If you’re going to be driving across snowy roads that haven’t received the attention of a gritting truck, make sure you add winter tyres. Be advised that ‘all-weather’ tyres are a bit misleading; they lack the deeper tread needed for dealing with the worst that winter can throw at us, so they aren’t a substitute for proper winter tyres.

  1. Check the Car Before Driving

Clear all the car’s windows, plus the exterior mirrors, to ensure full visibility, then remove most of the snow from the rest of the body; you don’t want it coming off when you brake or accelerate. Lift the wipers to check they aren’t stuck, and knock snow off your footwear to prevent your feet sliding on the pedals. You should also check that the exhaust is free of snow and ice. Once you get inside, ensure the windows are demisted before setting off.

  1. Bring Some Essentials

If you’re going to be heading out on long journeys, it’s well worth bringing a blanket to keep yourself cold if the car should break down. Throw some window cleaner and kitchen roll in too to make sure you can quickly clean the windows.

  1. Don’t Rush Your Journey

When the roads are slippery, it will take longer to stop, so proceed at a reduced speed. You should also accelerate, brake, and steer as gently as possible to avoid unsettling the car, remembering to leave longer distances between yourself and the car ahead.

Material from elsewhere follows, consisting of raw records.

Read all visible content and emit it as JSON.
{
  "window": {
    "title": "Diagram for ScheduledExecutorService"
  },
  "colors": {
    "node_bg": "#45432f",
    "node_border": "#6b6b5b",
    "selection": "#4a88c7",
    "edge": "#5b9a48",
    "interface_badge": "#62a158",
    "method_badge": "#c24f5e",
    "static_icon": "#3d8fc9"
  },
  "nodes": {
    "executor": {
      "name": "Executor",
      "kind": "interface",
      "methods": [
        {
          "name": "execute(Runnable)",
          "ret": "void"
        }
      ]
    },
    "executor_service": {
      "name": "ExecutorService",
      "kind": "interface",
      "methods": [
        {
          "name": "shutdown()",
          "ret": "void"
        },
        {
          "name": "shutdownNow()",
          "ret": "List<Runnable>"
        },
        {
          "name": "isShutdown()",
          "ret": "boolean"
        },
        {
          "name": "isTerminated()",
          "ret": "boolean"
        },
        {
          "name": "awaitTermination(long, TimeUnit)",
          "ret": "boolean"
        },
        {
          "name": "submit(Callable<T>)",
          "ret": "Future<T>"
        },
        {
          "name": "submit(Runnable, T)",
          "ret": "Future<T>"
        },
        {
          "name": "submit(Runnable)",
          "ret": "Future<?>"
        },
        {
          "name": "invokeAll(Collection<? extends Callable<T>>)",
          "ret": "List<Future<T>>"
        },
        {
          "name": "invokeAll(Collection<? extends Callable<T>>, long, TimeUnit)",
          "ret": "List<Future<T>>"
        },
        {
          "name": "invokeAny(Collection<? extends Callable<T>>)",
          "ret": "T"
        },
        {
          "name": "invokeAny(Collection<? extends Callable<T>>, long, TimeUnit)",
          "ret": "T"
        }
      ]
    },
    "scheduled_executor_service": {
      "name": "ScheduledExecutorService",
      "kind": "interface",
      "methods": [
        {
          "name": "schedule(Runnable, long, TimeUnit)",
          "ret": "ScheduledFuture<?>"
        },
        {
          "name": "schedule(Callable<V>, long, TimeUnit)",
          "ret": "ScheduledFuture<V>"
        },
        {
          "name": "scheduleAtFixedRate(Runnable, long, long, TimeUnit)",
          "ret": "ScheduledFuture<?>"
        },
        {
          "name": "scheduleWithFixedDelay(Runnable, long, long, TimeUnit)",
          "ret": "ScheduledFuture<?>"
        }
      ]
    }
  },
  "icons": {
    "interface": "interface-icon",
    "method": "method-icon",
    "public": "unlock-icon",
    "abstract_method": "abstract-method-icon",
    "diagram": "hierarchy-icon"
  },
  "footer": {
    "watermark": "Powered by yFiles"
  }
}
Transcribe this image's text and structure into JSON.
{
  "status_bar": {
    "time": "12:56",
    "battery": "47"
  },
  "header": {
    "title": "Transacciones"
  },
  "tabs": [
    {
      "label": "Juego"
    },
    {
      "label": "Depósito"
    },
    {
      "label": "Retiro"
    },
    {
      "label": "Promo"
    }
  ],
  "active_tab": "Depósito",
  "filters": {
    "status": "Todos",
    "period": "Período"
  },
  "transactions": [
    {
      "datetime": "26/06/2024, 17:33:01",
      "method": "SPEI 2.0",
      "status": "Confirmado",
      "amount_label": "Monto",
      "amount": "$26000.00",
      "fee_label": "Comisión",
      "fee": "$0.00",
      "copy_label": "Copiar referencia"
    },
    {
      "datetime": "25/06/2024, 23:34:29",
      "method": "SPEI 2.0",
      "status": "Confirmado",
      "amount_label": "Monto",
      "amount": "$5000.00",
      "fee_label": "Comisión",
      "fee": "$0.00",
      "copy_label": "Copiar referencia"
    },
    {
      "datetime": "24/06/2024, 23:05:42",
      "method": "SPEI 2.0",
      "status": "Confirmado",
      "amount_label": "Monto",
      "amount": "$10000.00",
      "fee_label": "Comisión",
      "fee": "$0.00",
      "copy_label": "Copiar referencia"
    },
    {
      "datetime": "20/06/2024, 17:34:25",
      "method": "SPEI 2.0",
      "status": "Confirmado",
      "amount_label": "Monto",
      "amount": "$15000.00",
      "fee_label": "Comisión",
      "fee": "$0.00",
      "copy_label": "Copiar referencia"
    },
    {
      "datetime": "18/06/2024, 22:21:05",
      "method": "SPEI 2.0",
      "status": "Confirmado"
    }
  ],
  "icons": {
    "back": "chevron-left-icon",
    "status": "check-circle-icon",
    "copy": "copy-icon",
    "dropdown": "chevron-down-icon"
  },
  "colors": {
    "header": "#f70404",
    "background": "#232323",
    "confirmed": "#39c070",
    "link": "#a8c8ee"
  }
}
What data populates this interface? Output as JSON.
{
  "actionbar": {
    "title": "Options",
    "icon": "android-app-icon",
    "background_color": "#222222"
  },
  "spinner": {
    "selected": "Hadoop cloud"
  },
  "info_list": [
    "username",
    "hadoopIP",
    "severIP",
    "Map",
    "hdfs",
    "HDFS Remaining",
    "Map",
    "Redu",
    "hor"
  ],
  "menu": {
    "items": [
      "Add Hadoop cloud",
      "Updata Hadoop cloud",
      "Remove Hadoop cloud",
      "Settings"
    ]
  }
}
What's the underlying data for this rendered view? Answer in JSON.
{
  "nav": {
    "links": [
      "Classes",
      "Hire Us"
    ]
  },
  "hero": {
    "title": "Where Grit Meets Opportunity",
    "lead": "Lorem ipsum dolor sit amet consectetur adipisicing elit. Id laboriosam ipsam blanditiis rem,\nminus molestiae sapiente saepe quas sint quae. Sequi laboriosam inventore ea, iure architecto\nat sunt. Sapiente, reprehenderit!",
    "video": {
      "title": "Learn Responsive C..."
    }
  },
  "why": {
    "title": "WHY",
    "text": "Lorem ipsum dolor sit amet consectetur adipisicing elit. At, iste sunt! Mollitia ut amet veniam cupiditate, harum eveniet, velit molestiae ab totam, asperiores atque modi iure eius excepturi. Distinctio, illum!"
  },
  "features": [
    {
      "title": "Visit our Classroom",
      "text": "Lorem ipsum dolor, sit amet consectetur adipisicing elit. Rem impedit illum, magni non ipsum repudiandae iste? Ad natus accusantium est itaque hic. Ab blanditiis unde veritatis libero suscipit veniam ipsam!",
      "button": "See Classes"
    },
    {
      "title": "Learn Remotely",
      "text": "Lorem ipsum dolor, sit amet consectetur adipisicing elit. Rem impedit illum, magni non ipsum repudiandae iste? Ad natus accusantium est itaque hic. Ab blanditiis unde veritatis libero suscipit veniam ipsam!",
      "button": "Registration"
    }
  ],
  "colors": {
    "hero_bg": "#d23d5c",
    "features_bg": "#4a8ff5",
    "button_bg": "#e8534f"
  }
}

  1. Know How to Remain in Control

Everyone fears losing control of their vehicle when the weather turns wintery. Follow these best practices to make sure you stay in command when faced with common control issues:

  • If the Wheels Lock While Braking: Release the pedal, then reapply. Repeat to bring your speed down.
  • If You Get Stuck: Try accelerating in second gear using a minimum of revs and steering. Stay in a high gear to reduce torque once you get going.
  • If Your Car Begins to Skid. Steer into the skid, keeping your eyes fixed on where you want to go.